Residents soon noticed the acrid stench over the town – the kind of odour that is usual in processing plastic, but environmental campaigners believed some of the fumes also came from the incineration of plastic waste that was too low quality to recycle.

“People were attacked by toxic fumes, waking them up at night. Many were coughing a lot,” resident Pua Lay Peng said.

“I could not sleep, I could not rest, I always felt fatigued,” the 47-year-old added.

Representatives of an environmentalist NGO inspect an abandoned plastic waste factory in Jenjarom, outside Kuala Lumpur in Malaysia. Photo: AFP
Representatives of an environmentalist NGO inspect an abandoned plastic waste factory in Jenjarom, outside Kuala Lumpur in Malaysia. Photo: AFP

Pua and other community members began investigating and, by mid-2018, had located about 40 processing plants, many of which appeared to be operating without proper permits.

Initial complaints to authorities went nowhere but they kept up pressure, and eventually the government took action. Authorities started closing down illegal factories in Jenjarom, and announced a nationwide temporary freeze on plastic import permits.

Thirty-three factories were closed down, although activists believed many had quietly moved elsewhere in the country. Residents said air quality had improved but some plastic dumps remained.
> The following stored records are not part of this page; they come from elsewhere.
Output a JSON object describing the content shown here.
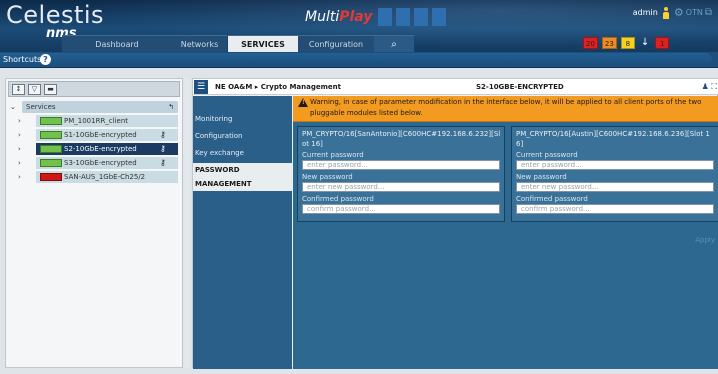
{
  "header": {
    "logo_main": "Celestis",
    "logo_sub": "nms",
    "brand_left": "Multi",
    "brand_right": "Play",
    "tabs": [
      {
        "label": "Dashboard"
      },
      {
        "label": "Networks"
      },
      {
        "label": "SERVICES",
        "active": true
      },
      {
        "label": "Configuration"
      }
    ],
    "search_icon": "search-icon",
    "user": "admin",
    "otn_label": "OTN",
    "alarms": [
      {
        "value": "20",
        "color": "#e02020"
      },
      {
        "value": "23",
        "color": "#f08c1e"
      },
      {
        "value": "8",
        "color": "#f6d21c"
      },
      {
        "value": "↓",
        "color": "#ffffff"
      },
      {
        "value": "1",
        "color": "#e02020"
      }
    ]
  },
  "shortcuts": {
    "label": "Shortcuts",
    "help_icon": "?"
  },
  "left_panel": {
    "toolbar_icons": [
      "sort-icon",
      "filter-icon",
      "view-icon"
    ],
    "tree_root": {
      "label": "Services"
    },
    "items": [
      {
        "label": "PM_1001RR_client",
        "status": "ok",
        "key": false,
        "selected": false
      },
      {
        "label": "S1-10GbE-encrypted",
        "status": "ok",
        "key": true,
        "selected": false
      },
      {
        "label": "S2-10GbE-encrypted",
        "status": "ok",
        "key": true,
        "selected": true
      },
      {
        "label": "S3-10GbE-encrypted",
        "status": "ok",
        "key": true,
        "selected": false
      },
      {
        "label": "SAN-AUS_1GbE-Ch25/2",
        "status": "critical",
        "key": false,
        "selected": false
      }
    ]
  },
  "right_panel": {
    "breadcrumb": "NE OA&M ▸ Crypto Management",
    "title": "S2-10GBE-ENCRYPTED",
    "nav": [
      {
        "label": "Monitoring"
      },
      {
        "label": "Configuration"
      },
      {
        "label": "Key exchange"
      },
      {
        "label": "PASSWORD MANAGEMENT",
        "active": true
      }
    ],
    "warning": "Warning, in case of parameter modification in the interface below, it will be applied to all client ports of the two pluggable modules listed below.",
    "cards": [
      {
        "title": "PM_CRYPTO/16[SanAntonio][C600HC#192.168.6.232][Slot 16]",
        "current_label": "Current password",
        "current_placeholder": "enter password...",
        "new_label": "New password",
        "new_placeholder": "enter new password...",
        "confirm_label": "Confirmed password",
        "confirm_placeholder": "confirm password..."
      },
      {
        "title": "PM_CRYPTO/16[Austin][C600HC#192.168.6.236][Slot 16]",
        "current_label": "Current password",
        "current_placeholder": "enter password...",
        "new_label": "New password",
        "new_placeholder": "enter new password...",
        "confirm_label": "Confirmed password",
        "confirm_placeholder": "confirm password..."
      }
    ],
    "apply_label": "Apply"
  }
}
Chinese recycling expert breeds thousands of flies to turn kitchen waste into cash

In Australia, Europe and the US, many of those collecting plastic and other recyclables were left scrambling to find new places to send it.

They faced higher costs to have it processed by recyclers at home and in some cases resorted to sending it to landfill sites as the scrap piled up so quickly.

“Twelve months on, we are still feeling the effects but we have not moved to the solutions yet,” said Garth Lamb, president of industry body Waste Management and Resource Recovery Association of Australia.

Some have been quicker to adapt to the new environment, such as some local authority-run centres that collect recyclables in Adelaide, South Australia.

The centres used to send nearly everything – ranging from plastic to paper and glass – to China but now 80 per cent is processed by local companies, with most of the rest shipped to India.

Rubbish is sifted and sorted at Northern Adelaide Waste Management Authority's recycling site at Edinburgh, a northern suburb of the city of Adelaide. Photo: AFP
Rubbish is sifted and sorted at Northern Adelaide Waste Management Authority’s recycling site at Edinburgh, a northern suburb of the city of Adelaide. Photo: AFP

“We moved quickly and looked to domestic markets,” Adam Faulkner, chief executive of the Northern Adelaide Waste Management Authority, said.

“We’ve found that by supporting local manufacturers, we’ve been able to get back to pre-China ban prices.”

In mainland China, imports of plastic waste dropped from 600,000 tonnes per month in 2016 to about 30,000 a month in 2018, according to data cited in a recent report from Greenpeace and environmental NGO Global Alliance for Incinerator Alternatives.

Once bustling centres of recycling were abandoned as firms shifted to Southeast Asia.

How China’s plastic waste ban has left Japan to deal with mountains of trash
On a visit to the southern town of Xingtan last year, Chen Liwen, founder of environmental NGO China Zero Waste Alliance, found the recycling industry had disappeared.
“The plastic recyclers were gone – there were ‘for rent’ signs plastered on factory doors and even recruitment signs calling for experienced recyclers to move to Vietnam,” she said.
Southeast Asian nations affected early by the China ban – as well as Malaysia, Thailand and Vietnam were hit hard – have taken steps to limit plastic imports, but the waste has simply been redirected to other countries without restrictions, such as Indonesia and Turkey, the Greenpeace report said.
With only an estimated nine per cent of plastics ever produced recycled, campaigners said the only long-term solution to the plastic waste crisis was for companies to make less and consumers to use less.
Greenpeace campaigner Kate Lin said: “The only solution to plastic pollution is producing less plastic.”